Friday, August 26, 2011

To Which Victors Go the Spoils?

I wondered if the Tripoli offensive had any eastern rebel component. Those rebels remained stuck in the "waist" of Libya while the western rebels captured Tripoli. Would the western rebels take kindly to the eastern rebels waltzing in to Tripoli to claim a share of power? Stratfor discusses life after Khaddafi and raises this point:

Anti-Gadhafi rebels in Misurata waged a long and bloody fight against government forces to gain control of the city, and while the Cyrenaican rebels were bogged down in the Ajdabiya/Marsa el Brega area, Berber guerrillas based in the Nafusa Mountains applied steady pressure to the Libyan forces in the west and eventually marched on Tripoli with Arab rebels from coastal towns such as Zawiya, where earlier uprisings in February were brutally defeated by the regime prior to the NATO intervention.

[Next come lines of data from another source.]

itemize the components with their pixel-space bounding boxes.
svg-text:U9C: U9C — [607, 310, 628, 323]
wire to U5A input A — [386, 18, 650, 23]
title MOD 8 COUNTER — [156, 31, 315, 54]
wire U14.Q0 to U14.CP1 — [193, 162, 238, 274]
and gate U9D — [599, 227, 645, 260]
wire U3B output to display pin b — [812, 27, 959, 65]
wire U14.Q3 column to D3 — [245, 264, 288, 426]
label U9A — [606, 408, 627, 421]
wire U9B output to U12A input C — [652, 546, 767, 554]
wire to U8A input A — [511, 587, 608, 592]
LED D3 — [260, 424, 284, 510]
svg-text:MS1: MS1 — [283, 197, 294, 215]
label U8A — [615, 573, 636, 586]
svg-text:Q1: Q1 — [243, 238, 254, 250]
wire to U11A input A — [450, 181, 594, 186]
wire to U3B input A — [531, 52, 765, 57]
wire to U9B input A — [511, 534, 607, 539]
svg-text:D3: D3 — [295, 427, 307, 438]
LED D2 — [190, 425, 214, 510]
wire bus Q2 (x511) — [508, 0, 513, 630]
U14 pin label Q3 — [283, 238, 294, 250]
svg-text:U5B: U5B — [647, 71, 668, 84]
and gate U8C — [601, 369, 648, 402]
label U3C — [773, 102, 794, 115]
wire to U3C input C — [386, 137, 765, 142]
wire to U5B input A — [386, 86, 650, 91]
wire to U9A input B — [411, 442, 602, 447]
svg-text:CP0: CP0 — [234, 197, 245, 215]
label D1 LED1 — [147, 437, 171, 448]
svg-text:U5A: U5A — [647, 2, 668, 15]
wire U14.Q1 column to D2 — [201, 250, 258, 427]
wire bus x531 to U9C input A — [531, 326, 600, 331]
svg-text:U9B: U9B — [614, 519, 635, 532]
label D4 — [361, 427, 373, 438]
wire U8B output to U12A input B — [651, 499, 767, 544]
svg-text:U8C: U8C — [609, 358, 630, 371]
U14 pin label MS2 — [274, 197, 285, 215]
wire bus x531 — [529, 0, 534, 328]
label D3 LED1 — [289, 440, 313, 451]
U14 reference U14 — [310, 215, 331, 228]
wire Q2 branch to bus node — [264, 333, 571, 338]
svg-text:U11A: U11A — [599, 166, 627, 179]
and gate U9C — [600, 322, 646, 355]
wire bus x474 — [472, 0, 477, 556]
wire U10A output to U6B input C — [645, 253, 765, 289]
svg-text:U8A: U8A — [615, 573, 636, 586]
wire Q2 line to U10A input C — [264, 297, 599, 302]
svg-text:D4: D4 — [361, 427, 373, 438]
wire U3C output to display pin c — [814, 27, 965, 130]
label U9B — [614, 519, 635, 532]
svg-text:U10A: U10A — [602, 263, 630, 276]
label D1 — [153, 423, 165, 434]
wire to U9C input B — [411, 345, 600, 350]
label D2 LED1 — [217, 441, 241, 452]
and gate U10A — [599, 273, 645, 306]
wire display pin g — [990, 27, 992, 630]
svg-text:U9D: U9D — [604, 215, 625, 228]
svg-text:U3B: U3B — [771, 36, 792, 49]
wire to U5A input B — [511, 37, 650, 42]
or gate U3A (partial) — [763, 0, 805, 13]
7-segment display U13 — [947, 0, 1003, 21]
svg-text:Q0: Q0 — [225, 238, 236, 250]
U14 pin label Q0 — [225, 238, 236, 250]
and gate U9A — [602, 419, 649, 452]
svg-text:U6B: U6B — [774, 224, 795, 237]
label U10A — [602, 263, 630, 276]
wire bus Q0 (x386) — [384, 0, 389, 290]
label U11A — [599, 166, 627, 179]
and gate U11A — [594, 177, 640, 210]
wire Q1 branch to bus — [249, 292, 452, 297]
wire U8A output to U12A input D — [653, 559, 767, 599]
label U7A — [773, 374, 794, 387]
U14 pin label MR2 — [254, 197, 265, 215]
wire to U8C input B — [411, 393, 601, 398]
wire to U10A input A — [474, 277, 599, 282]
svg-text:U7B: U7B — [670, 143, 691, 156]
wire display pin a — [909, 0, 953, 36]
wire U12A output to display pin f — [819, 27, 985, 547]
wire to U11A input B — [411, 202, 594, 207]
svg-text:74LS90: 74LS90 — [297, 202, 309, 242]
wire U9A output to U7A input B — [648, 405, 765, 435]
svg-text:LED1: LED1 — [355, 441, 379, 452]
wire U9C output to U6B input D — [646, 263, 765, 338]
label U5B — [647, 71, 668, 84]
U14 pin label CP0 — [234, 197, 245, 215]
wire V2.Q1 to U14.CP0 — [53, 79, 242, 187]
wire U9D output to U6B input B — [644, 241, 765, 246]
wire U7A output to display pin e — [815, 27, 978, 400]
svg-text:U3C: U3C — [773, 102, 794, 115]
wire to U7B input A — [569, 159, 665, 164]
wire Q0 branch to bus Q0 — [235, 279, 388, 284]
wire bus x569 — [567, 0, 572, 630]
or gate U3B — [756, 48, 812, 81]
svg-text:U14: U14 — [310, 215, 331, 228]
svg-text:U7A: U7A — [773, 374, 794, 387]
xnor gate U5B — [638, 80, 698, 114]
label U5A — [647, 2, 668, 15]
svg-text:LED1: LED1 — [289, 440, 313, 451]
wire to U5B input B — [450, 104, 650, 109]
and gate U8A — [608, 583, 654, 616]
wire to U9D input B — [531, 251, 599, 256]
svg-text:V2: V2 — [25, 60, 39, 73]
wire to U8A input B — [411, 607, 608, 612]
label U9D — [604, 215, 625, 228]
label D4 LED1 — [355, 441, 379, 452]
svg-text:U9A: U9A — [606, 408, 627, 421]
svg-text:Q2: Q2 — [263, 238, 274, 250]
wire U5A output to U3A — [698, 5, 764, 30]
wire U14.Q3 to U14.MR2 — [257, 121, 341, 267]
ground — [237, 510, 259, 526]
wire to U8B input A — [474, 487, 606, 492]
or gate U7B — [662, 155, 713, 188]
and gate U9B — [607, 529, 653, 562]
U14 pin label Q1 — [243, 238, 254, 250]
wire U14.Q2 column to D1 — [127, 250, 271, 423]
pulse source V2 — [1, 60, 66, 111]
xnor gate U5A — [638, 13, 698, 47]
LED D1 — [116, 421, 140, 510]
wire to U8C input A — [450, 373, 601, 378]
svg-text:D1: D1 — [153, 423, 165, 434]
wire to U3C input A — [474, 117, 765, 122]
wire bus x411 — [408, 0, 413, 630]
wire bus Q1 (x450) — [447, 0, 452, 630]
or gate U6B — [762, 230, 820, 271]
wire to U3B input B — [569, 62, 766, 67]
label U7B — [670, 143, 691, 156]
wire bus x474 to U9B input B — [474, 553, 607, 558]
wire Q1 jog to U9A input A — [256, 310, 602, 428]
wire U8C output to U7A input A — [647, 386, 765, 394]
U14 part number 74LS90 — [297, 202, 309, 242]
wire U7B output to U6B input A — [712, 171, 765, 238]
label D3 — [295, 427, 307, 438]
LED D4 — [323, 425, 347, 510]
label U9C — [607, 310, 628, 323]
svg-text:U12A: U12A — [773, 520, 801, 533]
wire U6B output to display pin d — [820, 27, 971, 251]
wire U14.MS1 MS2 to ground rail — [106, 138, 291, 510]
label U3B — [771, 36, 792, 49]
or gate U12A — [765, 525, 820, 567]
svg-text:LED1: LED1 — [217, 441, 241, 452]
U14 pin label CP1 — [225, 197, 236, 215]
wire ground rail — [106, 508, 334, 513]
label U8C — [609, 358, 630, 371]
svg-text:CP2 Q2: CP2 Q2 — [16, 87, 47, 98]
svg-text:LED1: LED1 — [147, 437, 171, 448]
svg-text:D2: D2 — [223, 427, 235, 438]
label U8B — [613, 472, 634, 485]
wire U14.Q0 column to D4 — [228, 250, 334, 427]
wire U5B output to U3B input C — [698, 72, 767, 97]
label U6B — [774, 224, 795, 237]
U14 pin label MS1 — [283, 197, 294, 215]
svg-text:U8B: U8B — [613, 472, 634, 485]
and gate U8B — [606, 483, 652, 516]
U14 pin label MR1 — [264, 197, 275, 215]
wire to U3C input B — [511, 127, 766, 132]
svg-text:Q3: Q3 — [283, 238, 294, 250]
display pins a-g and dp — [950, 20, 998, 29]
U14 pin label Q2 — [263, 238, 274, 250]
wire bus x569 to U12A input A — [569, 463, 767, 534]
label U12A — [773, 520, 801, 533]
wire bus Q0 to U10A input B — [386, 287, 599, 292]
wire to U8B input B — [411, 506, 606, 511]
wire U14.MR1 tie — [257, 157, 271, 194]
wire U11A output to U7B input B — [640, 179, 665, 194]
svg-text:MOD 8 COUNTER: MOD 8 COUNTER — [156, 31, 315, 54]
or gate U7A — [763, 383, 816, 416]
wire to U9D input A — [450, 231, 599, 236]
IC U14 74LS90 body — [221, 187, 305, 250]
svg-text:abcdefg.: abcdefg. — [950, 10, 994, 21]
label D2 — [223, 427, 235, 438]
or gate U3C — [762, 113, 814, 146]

These groups of armed rebels have fought independently on different fronts during the civil war and have had varying degrees of success. The different roles these groups have played and, more important, their perceptions of those roles will likely create friction when it comes time to allocate the spoils of the Libyan war and delineate the power structure that will control Libya going forward.

Just getting rid of Khaddafi is a victory. Getting more could be a problem.